# [JWS] Applikation per Shell-Aufruf mit Parametern



## JanSC (8. Mrz 2007)

Hallo,

ich soll eine Applikation per WebStart zur Verfügung stellen. Diese ist durch einen Server im Intranet erreichbar. Die Applikation selbst stellt eine Verbindung zu einem weiteren Webserver her, der Webserver kann allerdings variieren, so dass ich beim Aufruf eine URL mit übergeben möchte. 

Im JNLP kann ich ja Parameter übergeben.
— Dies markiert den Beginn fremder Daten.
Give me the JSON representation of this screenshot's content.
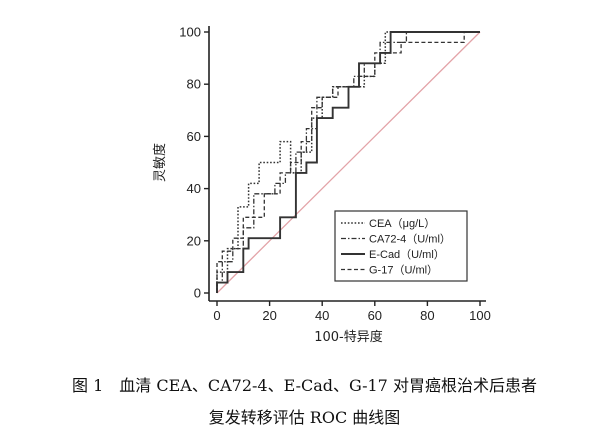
{
  "caption": {
    "line1": "图 1　血清 CEA、CA72-4、E-Cad、G-17 对胃癌根治术后患者",
    "line2": "复发转移评估 ROC 曲线图"
  },
  "chart_data": {
    "type": "line",
    "title": "",
    "xlabel": "100-特异度",
    "ylabel": "灵敏度",
    "xlim": [
      0,
      100
    ],
    "ylim": [
      0,
      100
    ],
    "xticks": [
      "0",
      "20",
      "40",
      "60",
      "80",
      "100"
    ],
    "yticks": [
      "0",
      "20",
      "40",
      "60",
      "80",
      "100"
    ],
    "grid": false,
    "legend_position": "bottom-right",
    "reference_line": true,
    "series": [
      {
        "name": "CEA（μg/L）",
        "dash": "dotted",
        "x": [
          0,
          0,
          4,
          4,
          8,
          8,
          12,
          12,
          16,
          16,
          24,
          24,
          28,
          28,
          32,
          32,
          36,
          36,
          40,
          40,
          44,
          44,
          56,
          56,
          60,
          60,
          64,
          64,
          100
        ],
        "y": [
          0,
          8,
          8,
          17,
          17,
          33,
          33,
          42,
          42,
          50,
          50,
          58,
          58,
          46,
          46,
          54,
          54,
          67,
          67,
          75,
          75,
          79,
          79,
          83,
          83,
          88,
          88,
          100,
          100
        ]
      },
      {
        "name": "CA72-4（U/ml）",
        "dash": "dashdot",
        "x": [
          0,
          0,
          2,
          2,
          6,
          6,
          10,
          10,
          14,
          14,
          22,
          22,
          26,
          26,
          30,
          30,
          34,
          34,
          38,
          38,
          44,
          44,
          52,
          52,
          56,
          56,
          62,
          62,
          72,
          72,
          100
        ],
        "y": [
          0,
          4,
          4,
          12,
          12,
          17,
          17,
          25,
          25,
          38,
          38,
          42,
          42,
          46,
          46,
          54,
          54,
          63,
          63,
          75,
          75,
          79,
          79,
          83,
          83,
          88,
          88,
          96,
          96,
          100,
          100
        ]
      },
      {
        "name": "E-Cad（U/ml）",
        "dash": "solid",
        "x": [
          0,
          0,
          4,
          4,
          10,
          10,
          12,
          12,
          24,
          24,
          30,
          30,
          34,
          34,
          38,
          38,
          44,
          44,
          50,
          50,
          54,
          54,
          62,
          62,
          66,
          66,
          100
        ],
        "y": [
          0,
          4,
          4,
          8,
          8,
          17,
          17,
          21,
          21,
          29,
          29,
          46,
          46,
          50,
          50,
          67,
          67,
          71,
          71,
          79,
          79,
          88,
          88,
          92,
          92,
          100,
          100
        ]
      },
      {
        "name": "G-17（U/ml）",
        "dash": "dashed",
        "x": [
          0,
          0,
          2,
          2,
          6,
          6,
          10,
          10,
          18,
          18,
          24,
          24,
          28,
          28,
          32,
          32,
          36,
          36,
          40,
          40,
          46,
          46,
          54,
          54,
          60,
          60,
          70,
          70,
          94,
          94,
          100
        ],
        "y": [
          0,
          12,
          12,
          16,
          16,
          21,
          21,
          29,
          29,
          38,
          38,
          46,
          46,
          50,
          50,
          58,
          58,
          71,
          71,
          75,
          75,
          79,
          79,
          83,
          83,
          92,
          92,
          96,
          96,
          100,
          100
        ]
      }
    ]
  }
}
Kennt jemand eine Möglichkeit per Parameterübergabe eine URL  (nicht die Update/Download URL der Applikation) per Shell-Aufruf zu übergeben, bzw. beim Start einen String an die Applikation weiterzureichen.

Ansonsten müsste ich per Shell-Skript das JNLP überschreiben.

Grüße JanSC


----------



## JanSC (27. Mrz 2007)

Hallo,

ich habe bis jetzt keine Möglichkeit gefunden die Parameter "durchzuschleusen", daher werde ich so we es ausieht, de Applikation erweitern lassen und die Parameter in eine Datei ablegen, welche dann von der Applikation ausgewertet wird. Eine wetiere Möglichkeit wäre wohl im Environment die Variablen zu setzen, jedoch werde ich wohl die Lösung mit der Datei wählen.


----------



## JanSC (31. Jul 2007)

Hallo, 

jetzt da ich wieder an dem Projekt bin, habe ich mich nochmals damit auseinandergesetzt. JavaWS legt lokal für jeden Benutzer eine JNLP passend zum Aufruf ab. wenn man diese im vornherein ändert  und aufruft, werden die veränderten parameter übernommen. 

Vorsicht: Im Falle eines Updates wird auch die lokale JNLP überschrieben, wodurch Veränderungen verloren gehen. Also vorher überprüfen, ob ein Update durchgeführt wird, und dann nach dem Update den Vorgang mit den Parametern erneut durchführen.


----------